I asked what they’d rather talk about. Long silence. Finally, greatly timid, a student raised her hand. “Could you just … explain more about what activity theory and genre actually are?”

Well, that explained the silence. And the unusually high number of readers complaining that Russell was stupidly saying stupid stuff. (That very human reaction of assuming that when a reader doesn’t understand something, it’s the writer’s problem.)

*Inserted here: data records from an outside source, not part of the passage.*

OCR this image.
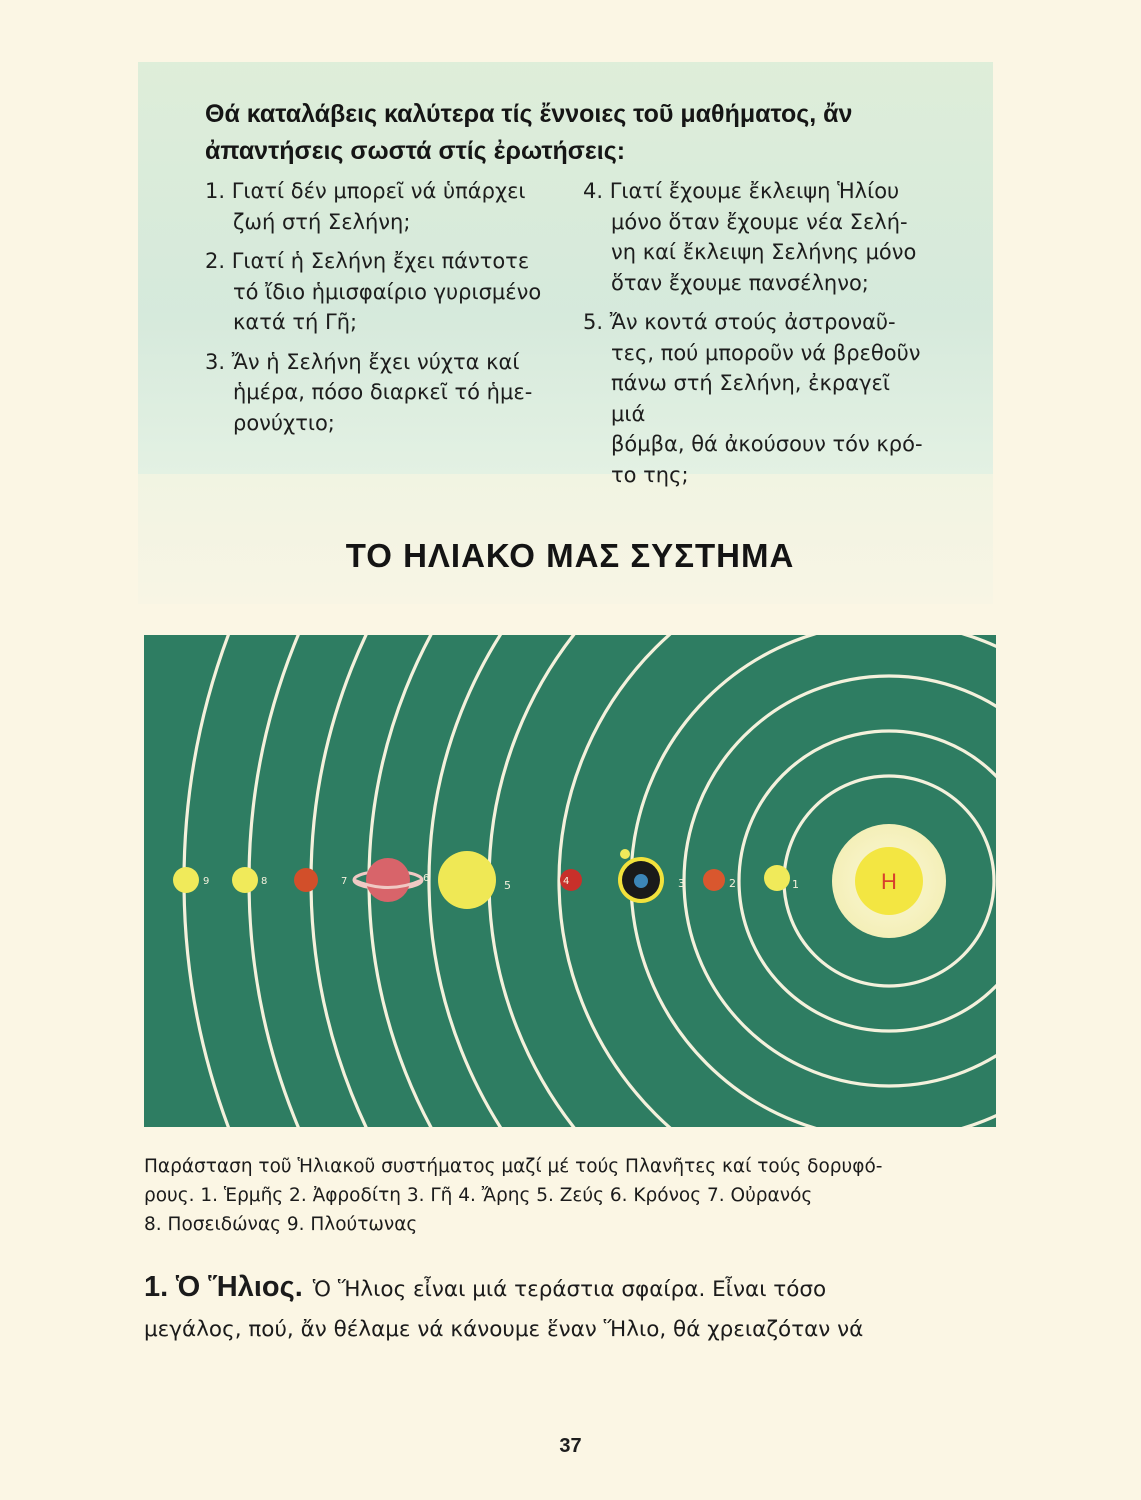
Θά καταλάβεις καλύτερα τίς ἔννοιες τοῦ μαθήματος, ἄν
ἀπαντήσεις σωστά στίς ἐρωτήσεις:
1. Γιατί δέν μπορεῖ νά ὑπάρχει
ζωή στή Σελήνη;
2. Γιατί ἡ Σελήνη ἔχει πάντοτε
τό ἴδιο ἡμισφαίριο γυρισμένο
κατά τή Γῆ;
3. Ἄν ἡ Σελήνη ἔχει νύχτα καί
ἡμέρα, πόσο διαρκεῖ τό ἡμε-
ρονύχτιο;
4. Γιατί ἔχουμε ἔκλειψη Ἡλίου
μόνο ὅταν ἔχουμε νέα Σελή-
νη καί ἔκλειψη Σελήνης μόνο
ὅταν ἔχουμε πανσέληνο;
5. Ἄν κοντά στούς ἀστροναῦ-
τες, πού μποροῦν νά βρεθοῦν
πάνω στή Σελήνη, ἐκραγεῖ μιά
βόμβα, θά ἀκούσουν τόν κρό-
το της;
ΤΟ ΗΛΙΑΚΟ ΜΑΣ ΣΥΣΤΗΜΑ
Η
1
2
3
4
5
6
7
8
9
Παράσταση τοῦ Ἡλιακοῦ συστήματος μαζί μέ τούς Πλανῆτες καί τούς δορυφό-
ρους. 1. Ἑρμῆς 2. Ἀφροδίτη 3. Γῆ 4. Ἄρης 5. Ζεύς 6. Κρόνος 7. Οὐρανός
8. Ποσειδώνας 9. Πλούτωνας
1. Ὁ Ἥλιος. Ὁ Ἥλιος εἶναι μιά τεράστια σφαίρα. Εἶναι τόσο
μεγάλος, πού, ἄν θέλαμε νά κάνουμε ἕναν Ἥλιο, θά χρειαζόταν νά
37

We stepped back and I walked them through the basics of the theory, which immediately started helping them make connections with what Russell was explaining. And I realized that I was the stupid one:

  • I needed to have prepared students far better than I did for Russell’s piece, by giving them background on the theories he would be talking about. Always preview the pieces and supply necessary background that the piece itself may not.
  • I needed to have given students clearer permission to skim and skip rather than to fight for the meaning of every word. When experienced readers have trouble making sense of a text, they tend to speed up, reading in larger chunks to try to get the big picture and then making sense of individual lines from that. Inexperienced readers tend to slow down and try to make sense of individual words. Always explain that it’s okay and even desirable to skim in order to find the parts of the piece that DO make sense rather than getting bogged down in those that don’t.
  • I needed to have talked more with students about how to read academic articles to begin with. My students were lost in the piece in part because they didn’t understand how academic writing works, broadly. Never forget that students don’t know how academic articles are structured and why they’re built that waythese are things I have to teach them so they understand what they’re looking at.

I know these principles, know them like the back of my hand. But I simply forgot to do them this semester. The lesson, I suppose, is clear: check your fundamentals. That is what I (re)learned this week.